Rachel Krall hosts a successful podcast about true crime. She's just arrived in a small town on the North Carolina coast to cover a well-publicized rape trial. The small town is divided about the case, and tensions are running high because a well known local swimmer and Olympian hopeful has been accused of raping a local teenage girl. But before Rachel can settle down to report on the trial, she receives a letter from a woman named Hannah, who wants Rachel to look into her sister's death. Jenny Stills died a decade ago. Her death was listed as an accidental drowning but, Hannah knows that Jenny was murdered, and she knows locals helped cover up what happened. Of course, Rachel can't help but follow her instincts. Now she has two cases on her radar, both involving despicable and deplorable treatment of women. What will it take to bring the culprits to justice?

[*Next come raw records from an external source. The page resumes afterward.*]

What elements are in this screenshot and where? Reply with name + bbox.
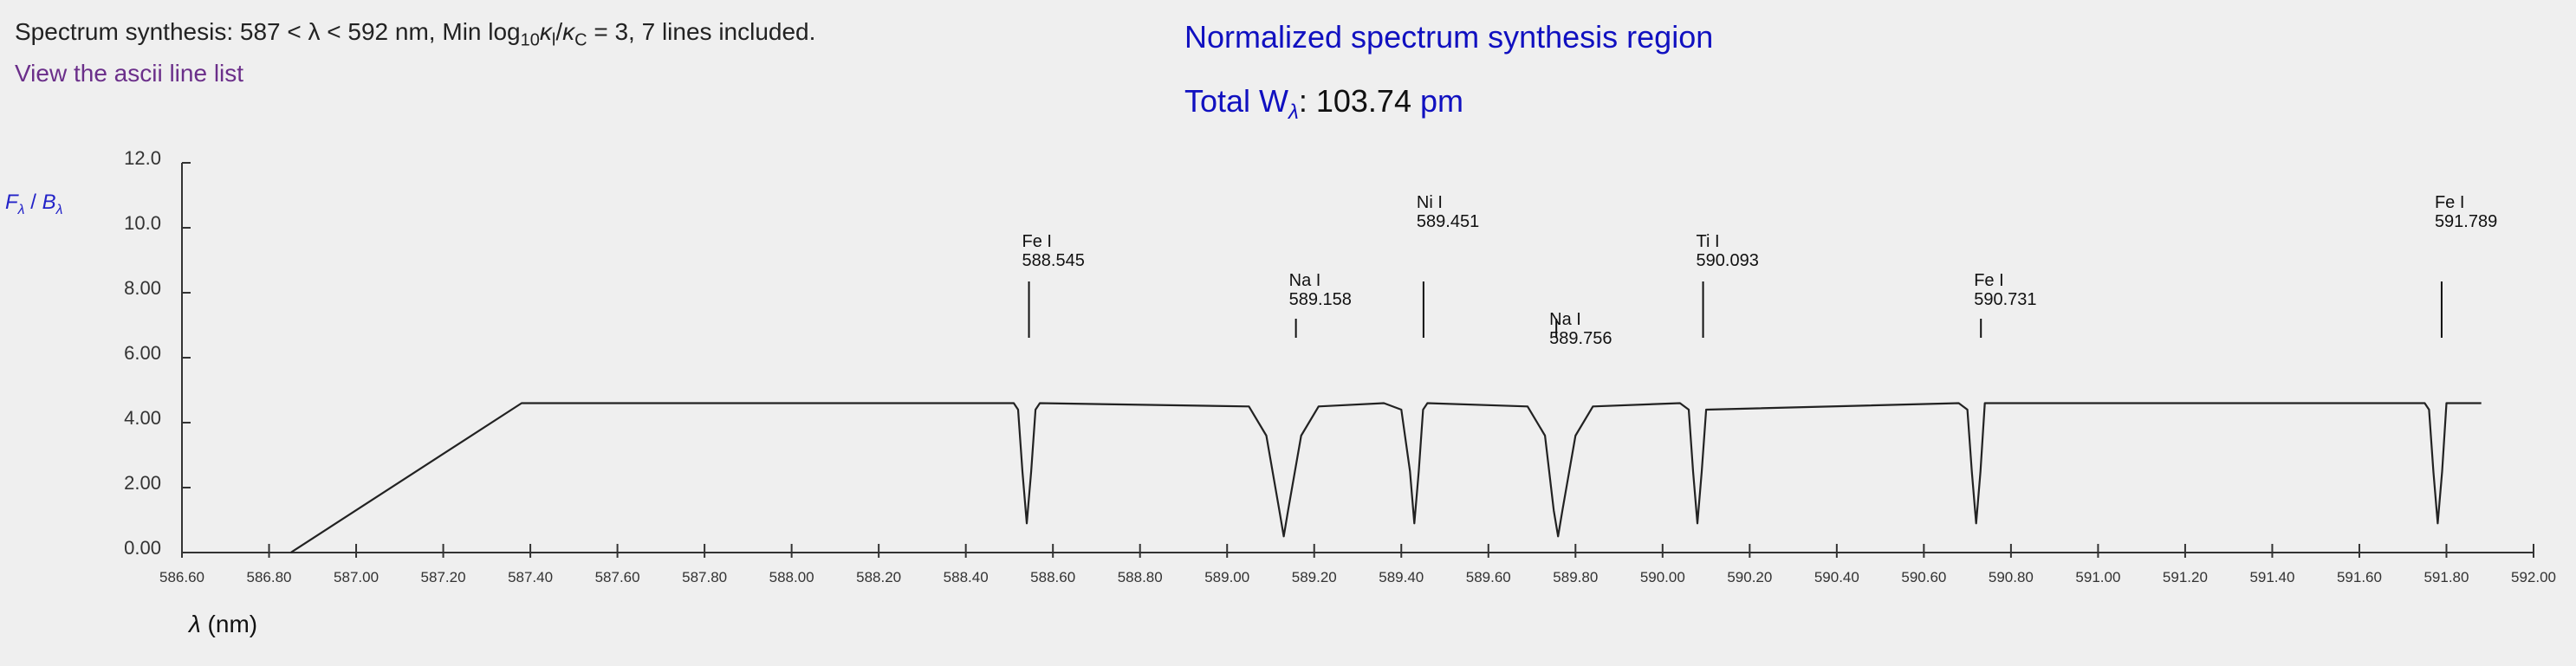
synthesis-description: Spectrum synthesis: 587 < λ < 592 nm, Mi…	[15, 16, 815, 57]
y-axis-label: Fλ / Bλ	[5, 191, 62, 218]
line-species-label: Na I	[1289, 271, 1321, 290]
total-w-lambda: λ	[1288, 100, 1299, 125]
x-tick-label: 590.40	[1814, 569, 1859, 585]
x-tick-label: 587.40	[508, 569, 553, 585]
line-wavelength-label: 589.158	[1289, 290, 1352, 309]
y-tick-label: 8.00	[124, 277, 161, 299]
y-tick-label: 10.0	[124, 212, 161, 234]
y-label-sep: /	[24, 191, 42, 214]
x-tick-label: 589.80	[1553, 569, 1598, 585]
x-tick-label: 589.20	[1292, 569, 1337, 585]
y-tick-label: 0.00	[124, 537, 161, 559]
line-species-label: Fe I	[1974, 271, 2003, 290]
x-tick-label: 591.00	[2075, 569, 2120, 585]
line-species-label: Ni I	[1417, 193, 1443, 212]
line-wavelength-label: 590.731	[1974, 290, 2036, 309]
y-label-f: F	[5, 191, 18, 214]
x-tick-label: 588.20	[856, 569, 901, 585]
kappa-l-subscript: l	[551, 30, 556, 50]
x-tick-label: 590.20	[1727, 569, 1772, 585]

This captivating story had me up all night. I loved the way it moved back and forth between each woman's story. I think the tension which that created was what made this one such a fantastic read. This well-written novel will be published on the fourth of August by St. Martin's Press, and I'm sure it's one you don't want to miss.

Thanks to St. Martin's Press for allowing me to read the advanced readers copy in exchange for an honest review.

Monday, July 6, 2020

Review: Autie Poldi and the Vineyards of Etna

Auntie Poldi and the Vineyards of Etna

Auntie Poldi and the Vineyards of Etna
Mario Giordano

When Auntie Poldi's water is cut off, her friend's dog found poisoned, and she hears about the murder of a young district attorney; she is sure the mafia is behind it. She's in Sicily, after all. Setting out to discover the culprit behind the dog's death, Poldi ends up getting involved in the murder case of Chief Inspector Montana. As if that weren't enough excitement for one sixty-year-old woman, she discovers a body at a vineyard on the slopes of Etna. Her senses tell her the murders are connected. And when Auntie Poldi sticks her nose into something, she can't let it go, even when she knows death is looking over her shoulder.

Auntie Poldi and the Vineyards of Etna is narrated by Poldi's nephew, an aspiring writer with his share of writer's block. As he points out, his aunt navigates life between two poles: utter joy and the depths of despair. But she knows, like him, that Sicily is a special place, full of complex characters, and mysteries yet to be solved. There is nowhere else she'd rather live. Giordano has written a firecracker of a story, layered with wit, humor, and charm. It's filled with delightful and exotic characters I won't soon forget.